The invention relates to a pressure-relieving facade for buildings that may be endangered by sudden pressure differentials.
Sudden pressure differentials may be caused by deflagrations, explosions or detonations, wherein the velocity of the pressure rise is lowest with deflagrations and highest with detonations. In order to prevent a sudden pressure rise from destroying the entire building, it will be necessary to provide within the facade for several "predetermined breaking points". It has been customary hitherto to provide as these "predetermined breaking points", windows with especially thin glazing. If the pressure rise within the building reached a certain value, these thin-glazed windows will burst and thus allow for a rapid pressure relief; all load-bearing wall sections will remain undamaged herein.
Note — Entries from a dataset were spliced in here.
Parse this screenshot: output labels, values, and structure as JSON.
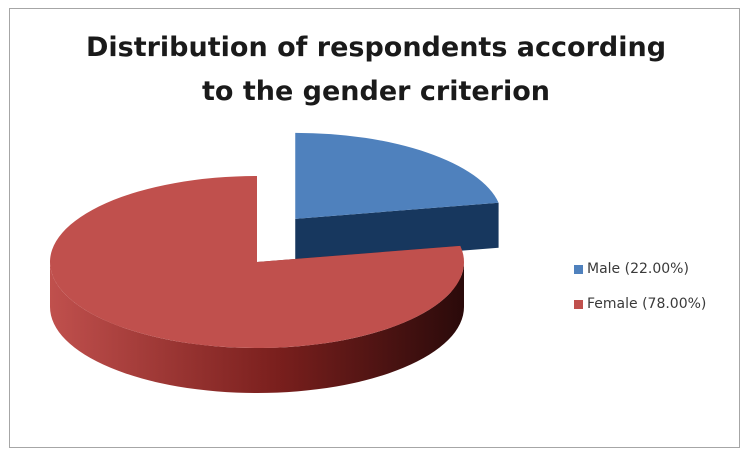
{
  "chart_data": {
    "type": "pie",
    "title_lines": [
      "Distribution of respondents according",
      "to the gender criterion"
    ],
    "slices": [
      {
        "label": "Male (22.00%)",
        "value": 22.0,
        "color": "#4f81bd",
        "side_color": "#17375e",
        "exploded": true
      },
      {
        "label": "Female (78.00%)",
        "value": 78.0,
        "color": "#c0504d",
        "side_color": "#7a1f1d",
        "exploded": false
      }
    ],
    "style": "3d-exploded",
    "legend_position": "right"
  }
}
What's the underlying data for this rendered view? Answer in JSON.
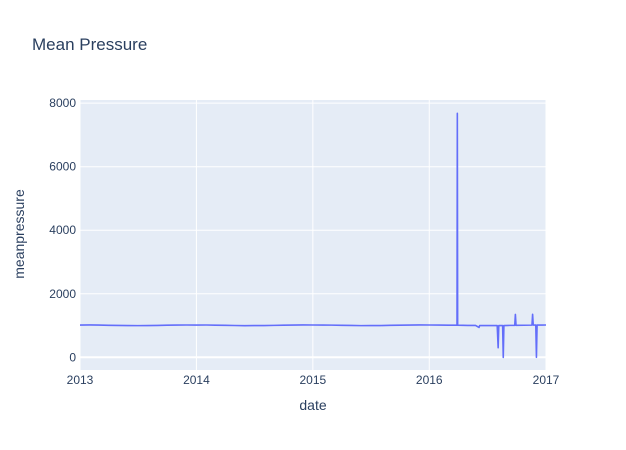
{
  "chart_data": {
    "type": "line",
    "title": "Mean Pressure",
    "xlabel": "date",
    "ylabel": "meanpressure",
    "x_range": [
      "2013-01-01",
      "2017-01-01"
    ],
    "ylim": [
      -400,
      8100
    ],
    "x_ticks": [
      {
        "date": "2013-01-01",
        "label": "2013"
      },
      {
        "date": "2014-01-01",
        "label": "2014"
      },
      {
        "date": "2015-01-01",
        "label": "2015"
      },
      {
        "date": "2016-01-01",
        "label": "2016"
      },
      {
        "date": "2017-01-01",
        "label": "2017"
      }
    ],
    "y_ticks": [
      0,
      2000,
      4000,
      6000,
      8000
    ],
    "grid": true,
    "colors": {
      "line": "#636efa",
      "plot_bg": "#e5ecf6",
      "grid": "#ffffff",
      "text": "#2a3f5f"
    },
    "series": [
      {
        "points": [
          [
            "2013-01-01",
            1016
          ],
          [
            "2013-02-01",
            1018
          ],
          [
            "2013-03-01",
            1014
          ],
          [
            "2013-04-01",
            1008
          ],
          [
            "2013-05-01",
            1002
          ],
          [
            "2013-06-01",
            998
          ],
          [
            "2013-07-01",
            997
          ],
          [
            "2013-08-01",
            999
          ],
          [
            "2013-09-01",
            1004
          ],
          [
            "2013-10-01",
            1011
          ],
          [
            "2013-11-01",
            1015
          ],
          [
            "2013-12-01",
            1017
          ],
          [
            "2014-01-01",
            1016
          ],
          [
            "2014-02-01",
            1017
          ],
          [
            "2014-03-01",
            1012
          ],
          [
            "2014-04-01",
            1007
          ],
          [
            "2014-05-01",
            1001
          ],
          [
            "2014-06-01",
            996
          ],
          [
            "2014-07-01",
            998
          ],
          [
            "2014-08-01",
            1000
          ],
          [
            "2014-09-01",
            1005
          ],
          [
            "2014-10-01",
            1012
          ],
          [
            "2014-11-01",
            1016
          ],
          [
            "2014-12-01",
            1018
          ],
          [
            "2015-01-01",
            1017
          ],
          [
            "2015-02-01",
            1016
          ],
          [
            "2015-03-01",
            1013
          ],
          [
            "2015-04-01",
            1008
          ],
          [
            "2015-05-01",
            1002
          ],
          [
            "2015-06-01",
            997
          ],
          [
            "2015-07-01",
            998
          ],
          [
            "2015-08-01",
            1000
          ],
          [
            "2015-09-01",
            1006
          ],
          [
            "2015-10-01",
            1012
          ],
          [
            "2015-11-01",
            1016
          ],
          [
            "2015-12-01",
            1018
          ],
          [
            "2016-01-01",
            1017
          ],
          [
            "2016-02-01",
            1016
          ],
          [
            "2016-03-01",
            1012
          ],
          [
            "2016-03-28",
            1010
          ],
          [
            "2016-03-29",
            7680
          ],
          [
            "2016-03-30",
            1009
          ],
          [
            "2016-04-15",
            1006
          ],
          [
            "2016-05-01",
            1004
          ],
          [
            "2016-05-25",
            1003
          ],
          [
            "2016-06-05",
            940
          ],
          [
            "2016-06-07",
            1001
          ],
          [
            "2016-07-01",
            998
          ],
          [
            "2016-08-01",
            999
          ],
          [
            "2016-08-04",
            300
          ],
          [
            "2016-08-06",
            1000
          ],
          [
            "2016-08-18",
            1000
          ],
          [
            "2016-08-20",
            -3
          ],
          [
            "2016-08-22",
            1000
          ],
          [
            "2016-09-10",
            1005
          ],
          [
            "2016-09-25",
            1005
          ],
          [
            "2016-09-27",
            1350
          ],
          [
            "2016-09-29",
            1007
          ],
          [
            "2016-11-18",
            1013
          ],
          [
            "2016-11-20",
            1352
          ],
          [
            "2016-11-22",
            1014
          ],
          [
            "2016-11-30",
            1014
          ],
          [
            "2016-12-02",
            0
          ],
          [
            "2016-12-04",
            1015
          ],
          [
            "2016-12-20",
            1016
          ],
          [
            "2017-01-01",
            1017
          ]
        ]
      }
    ]
  }
}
By the CH Letters Pat. 531,124, a solution has become known in which glass panes with the bursting characteristics of thermally pretensioned glass are used. A pointed stop is installed at the low-pressure side of every pane in such a manner that the distance to the pane is smaller than that maximum deflection of the zone of the pane below the stop, which the pane may be subjected to just short of bursting.
A precondition for such suggested solutions as known, is a sufficiently large glass area relative to the total facade, this in order to ensure a sufficiently rapid pressure relief in case of a sudden pressure rise. Such a precondition is, for instance, not given any more when the individual parts of the building form closed sectors with a facade on only one side.